Customising TEI, ODD, Roma

1. Introduction

Throughout its history, TEI has grown into a complex and encompassing system, allowing you to express your view on a text in a very flexible way, ranging from rather general statements on the textual structure to highly specific analyses of all kinds of textual phenomena. Currently, the TEI defines no less than 505 different elements and it is hard to imagine a document that would need them all. On the other hand, it is much easier to imagine a document that would need just that element that isn't present in the current set of elements defined by TEI.
The TEI community anticipated such concerns and explicitly designed TEI P5 as
  • a highly modular system, allowing users to cherry-pick the parts they need
  • an extensible system, allowing users to add new elements and attributes or modify existing ones
Put differently, TEI very much resembles a library of text concepts where you can walk in, stroll through shelves filled with TEI element and attribute definitions, and choose exactly those that suit your document analysis. When you check out at the counter, they will all be collected and put in a nice bag, reading 'schema for [your name]'s documents'. What's more, even if you have brought your own elements and attributes, they will be included in the same schema! You take your receipt, labelled 'blueprint for [your name]'s TEI schema', walk home and happily start encoding your texts with your TEI schema. In the TEI world, this library visit is called 'customising TEI'. As it is a visit you will have to repeat often, this tutorial will guide you through the most relevant steps of customising TEI schemas.
A couple of elements in above analogy will be the focus of this tutorial, so allow us to elaborate them a bit more:
  • In this tutorial, the general term TEI schema will be used for any formal representation of the elements and attributes you expect in a document. TEI schemas can be expressed as Relax NG schemas, W3C Schemas, or DTDs (don't worry, you ordered for one of these at check-out). In general, you don't have to work on these schemas themselves; they are rather meant as auxiliary files for your XML editing / processing software to validate your document(s) and make sure they conform to the rules.
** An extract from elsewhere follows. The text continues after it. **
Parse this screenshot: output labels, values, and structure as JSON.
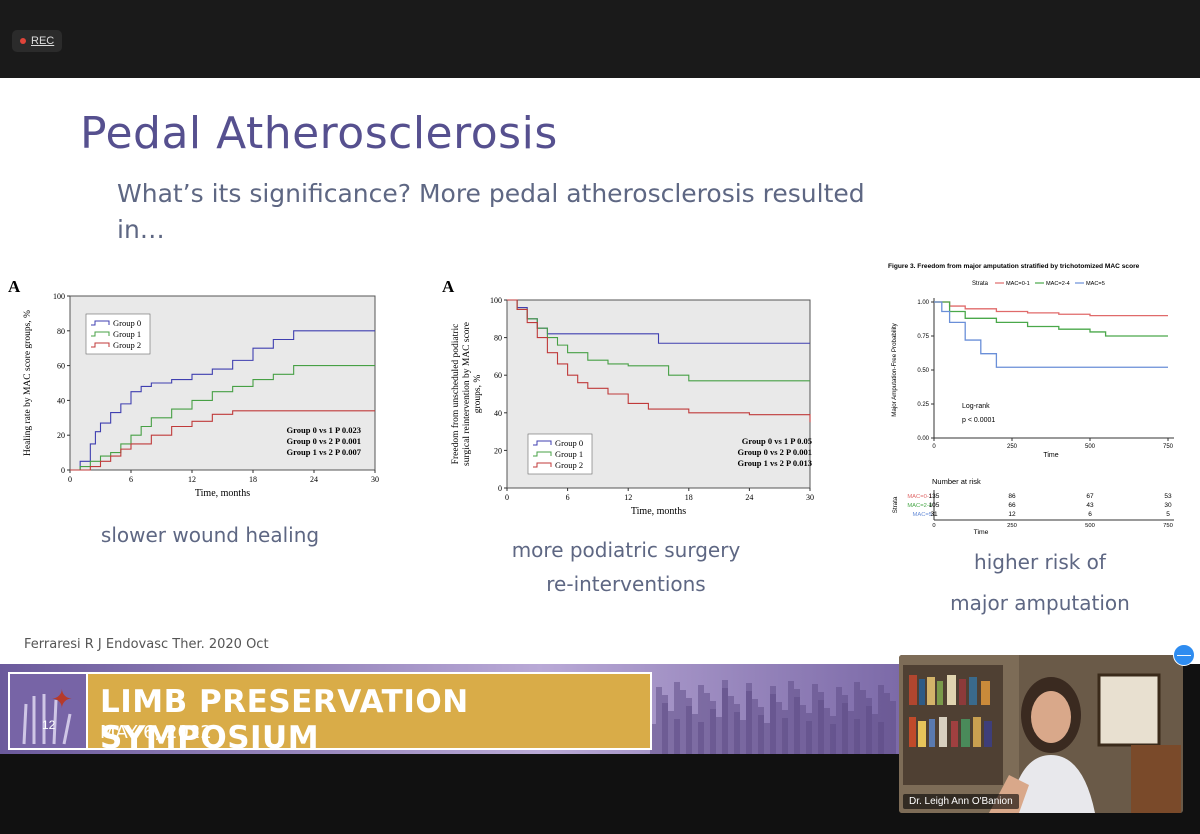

  • Even more important than a schema is the 'blueprint' for your TEI schema. This will allow you to remember the choices made and facilitate you to share your schemas with others. In TEI world, such a 'blueprint' is just another TEI document with specific elements, and is called an ODD (One Document Does it all).
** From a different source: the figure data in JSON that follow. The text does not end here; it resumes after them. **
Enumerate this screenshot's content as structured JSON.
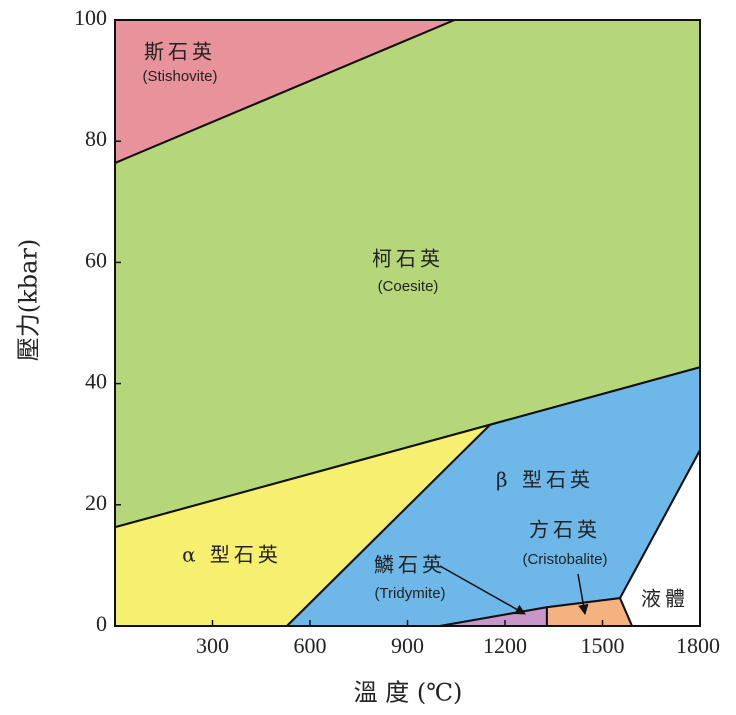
{
  "chart_data": {
    "type": "phase-diagram",
    "xlabel": "溫 度 (℃)",
    "ylabel": "壓力(kbar)",
    "xlim": [
      0,
      1800
    ],
    "ylim": [
      0,
      100
    ],
    "xticks": [
      300,
      600,
      900,
      1200,
      1500,
      1800
    ],
    "yticks": [
      0,
      20,
      40,
      60,
      80,
      100
    ],
    "regions": [
      {
        "name": "斯石英",
        "name_en": "(Stishovite)",
        "color": "#e8939b",
        "x": [
          0,
          1045,
          0
        ],
        "y": [
          100,
          100,
          76.4
        ]
      },
      {
        "name": "柯石英",
        "name_en": "(Coesite)",
        "color": "#b5d77a",
        "x": [
          0,
          1045,
          1800,
          1800,
          0
        ],
        "y": [
          76.4,
          100,
          100,
          42.7,
          16.3
        ]
      },
      {
        "name": "α 型石英",
        "color": "#f7ef6f",
        "x": [
          0,
          1154,
          529,
          0
        ],
        "y": [
          16.3,
          33.2,
          0,
          0
        ]
      },
      {
        "name": "β 型石英",
        "color": "#6db8e8",
        "x": [
          1154,
          1800,
          1800,
          1554,
          1329,
          1000,
          529
        ],
        "y": [
          33.2,
          42.7,
          29,
          4.6,
          3.1,
          0,
          0
        ]
      },
      {
        "name": "鱗石英",
        "name_en": "(Tridymite)",
        "color": "#c896c8",
        "x": [
          1000,
          1329,
          1329
        ],
        "y": [
          0,
          3.1,
          0
        ]
      },
      {
        "name": "方石英",
        "name_en": "(Cristobalite)",
        "color": "#f3b27f",
        "x": [
          1329,
          1554,
          1591,
          1329
        ],
        "y": [
          3.1,
          4.6,
          0,
          0
        ]
      },
      {
        "name": "液體",
        "color": "#ffffff",
        "x": [
          1800,
          1554,
          1591,
          1800
        ],
        "y": [
          29,
          4.6,
          0,
          0
        ]
      }
    ]
  }
}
  • It's important to know that, as of TEI P5, there is no 'fixed' monolithic one-size-fits-all TEI schema. Instead, you are supposed to create your own before you can start encoding TEI texts. In this sense, customisation is a built-in prerequisite for using TEI. Testimony to this centrality is the fact that TEI maintains a specific tool for easing this customisation process. It is called 'Roma', and accessible as a user-friendly web form at http://www.tei-c.org/Roma/. Consider it an electronic librarian.
This tutorial won't discuss the different TEI schema formats but instead focus on both the formal ODD way of expressing TEI customisations and the Roma tool. In doing so, it will be the odd one out: at the same time slightly more conceptual than the other ones and more concrete, using and introducing the Roma web tool along the way throughout the examples.